For the 2021 competition, NSF received more than 13,000 applications and offered only 2,074 awards.

Meet this year’s fellow from MSE:

Ashley Santana

Ashley Santana

Majors: Biotechnology and biomedical sciences

University Involvement: McNair Scholar, member of the Student Undergraduate Research Council, transfer student peer mentor for the Office of Undergraduate Research, former vice president for the Eureka Research Society, and a former undergraduate researcher in the Soft Functional Materials and Sensors Lab.

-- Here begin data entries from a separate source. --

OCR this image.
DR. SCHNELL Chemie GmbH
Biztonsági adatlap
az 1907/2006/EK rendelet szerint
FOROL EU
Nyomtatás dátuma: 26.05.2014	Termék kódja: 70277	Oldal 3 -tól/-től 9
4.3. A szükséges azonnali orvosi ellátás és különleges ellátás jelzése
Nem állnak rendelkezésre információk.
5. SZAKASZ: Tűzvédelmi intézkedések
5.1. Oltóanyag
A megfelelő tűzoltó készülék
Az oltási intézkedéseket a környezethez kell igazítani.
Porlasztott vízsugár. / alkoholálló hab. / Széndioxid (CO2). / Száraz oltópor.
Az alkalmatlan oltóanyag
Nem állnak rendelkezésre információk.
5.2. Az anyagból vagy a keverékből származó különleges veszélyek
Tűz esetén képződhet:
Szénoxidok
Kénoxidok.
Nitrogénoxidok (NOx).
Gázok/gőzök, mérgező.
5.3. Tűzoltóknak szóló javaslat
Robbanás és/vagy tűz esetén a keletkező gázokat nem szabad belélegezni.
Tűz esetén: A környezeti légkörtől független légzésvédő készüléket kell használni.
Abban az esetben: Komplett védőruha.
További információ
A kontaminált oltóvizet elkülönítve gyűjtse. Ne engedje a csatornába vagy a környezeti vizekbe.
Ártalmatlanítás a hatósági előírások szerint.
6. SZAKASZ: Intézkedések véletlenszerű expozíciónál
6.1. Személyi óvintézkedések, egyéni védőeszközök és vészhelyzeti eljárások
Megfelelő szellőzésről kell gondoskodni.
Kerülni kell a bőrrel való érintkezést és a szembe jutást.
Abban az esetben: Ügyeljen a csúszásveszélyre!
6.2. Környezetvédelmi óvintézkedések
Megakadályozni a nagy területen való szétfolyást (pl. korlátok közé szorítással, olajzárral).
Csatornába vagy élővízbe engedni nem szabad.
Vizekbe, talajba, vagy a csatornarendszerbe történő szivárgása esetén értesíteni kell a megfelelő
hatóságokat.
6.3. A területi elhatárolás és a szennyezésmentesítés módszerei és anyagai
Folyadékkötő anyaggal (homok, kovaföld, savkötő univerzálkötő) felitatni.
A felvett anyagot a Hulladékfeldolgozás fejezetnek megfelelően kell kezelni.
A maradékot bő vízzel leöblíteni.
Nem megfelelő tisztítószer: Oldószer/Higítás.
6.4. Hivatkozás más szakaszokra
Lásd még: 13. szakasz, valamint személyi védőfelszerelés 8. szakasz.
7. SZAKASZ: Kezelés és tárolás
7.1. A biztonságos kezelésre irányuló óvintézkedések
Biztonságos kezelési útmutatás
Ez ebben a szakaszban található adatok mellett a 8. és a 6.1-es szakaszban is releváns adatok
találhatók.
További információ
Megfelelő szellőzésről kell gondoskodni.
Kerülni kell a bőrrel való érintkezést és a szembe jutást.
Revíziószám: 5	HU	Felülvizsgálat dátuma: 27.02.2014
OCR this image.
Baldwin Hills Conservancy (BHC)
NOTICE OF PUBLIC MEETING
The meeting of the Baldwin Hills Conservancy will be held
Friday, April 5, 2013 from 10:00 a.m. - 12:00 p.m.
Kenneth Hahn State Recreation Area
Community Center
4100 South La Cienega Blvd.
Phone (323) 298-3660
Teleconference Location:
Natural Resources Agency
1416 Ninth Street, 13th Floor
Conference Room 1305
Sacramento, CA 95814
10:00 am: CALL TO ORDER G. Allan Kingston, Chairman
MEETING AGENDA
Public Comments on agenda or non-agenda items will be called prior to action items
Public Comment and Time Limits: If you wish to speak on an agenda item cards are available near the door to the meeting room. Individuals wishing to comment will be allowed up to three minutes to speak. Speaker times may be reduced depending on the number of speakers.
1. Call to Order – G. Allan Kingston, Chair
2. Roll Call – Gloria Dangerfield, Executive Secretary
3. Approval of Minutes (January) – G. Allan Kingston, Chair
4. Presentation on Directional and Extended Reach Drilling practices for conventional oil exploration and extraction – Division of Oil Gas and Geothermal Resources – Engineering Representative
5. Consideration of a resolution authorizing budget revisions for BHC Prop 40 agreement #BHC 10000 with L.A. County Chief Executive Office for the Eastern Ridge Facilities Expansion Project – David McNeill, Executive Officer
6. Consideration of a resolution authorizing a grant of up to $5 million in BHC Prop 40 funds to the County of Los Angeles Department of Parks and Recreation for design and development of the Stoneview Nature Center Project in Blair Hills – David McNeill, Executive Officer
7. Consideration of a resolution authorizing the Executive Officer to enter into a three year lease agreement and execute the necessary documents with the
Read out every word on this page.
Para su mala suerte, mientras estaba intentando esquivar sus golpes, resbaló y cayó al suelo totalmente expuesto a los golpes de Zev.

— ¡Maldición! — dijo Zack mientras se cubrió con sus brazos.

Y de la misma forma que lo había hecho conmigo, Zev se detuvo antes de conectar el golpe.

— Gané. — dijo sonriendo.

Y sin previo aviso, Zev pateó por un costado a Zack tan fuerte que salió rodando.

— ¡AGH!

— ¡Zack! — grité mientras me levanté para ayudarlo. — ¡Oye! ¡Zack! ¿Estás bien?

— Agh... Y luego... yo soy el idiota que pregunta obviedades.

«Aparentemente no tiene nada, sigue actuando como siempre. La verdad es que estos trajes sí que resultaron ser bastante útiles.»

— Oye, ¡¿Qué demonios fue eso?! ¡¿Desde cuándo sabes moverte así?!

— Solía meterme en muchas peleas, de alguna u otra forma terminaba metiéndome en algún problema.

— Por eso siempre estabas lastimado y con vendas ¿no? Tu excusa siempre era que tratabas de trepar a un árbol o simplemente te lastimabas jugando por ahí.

Research: BAF chromatin remodeling complexes are what are known as epigenetic regulators, meaning they play significant roles in activating or suppressing certain cellular functions. Their failure to operate properly is linked to human disease, most commonly cancer. When it comes to all types of cancer, BAF chromatin remodeling complexes play a significant role in the suppression of tumors with roughly 20% of all cancer deaths showing defects, making them among the most common when it comes to malignant diagnoses. Santana’s research is comparing the protein composition found in these complexes both in cancerous and healthy tissues. “Understanding the unique protein compositions of cancerous chromatin remodeling complexes can advance the creation of cancer therapeutics with specificity in inhibiting tumor growth,” she says.

Up Next: After graduating, Santana plans to pursue a graduate degree in biomedical sciences with the ultimate goal of becoming a biotechnologist and contributing to the development of therapeutics for human disease.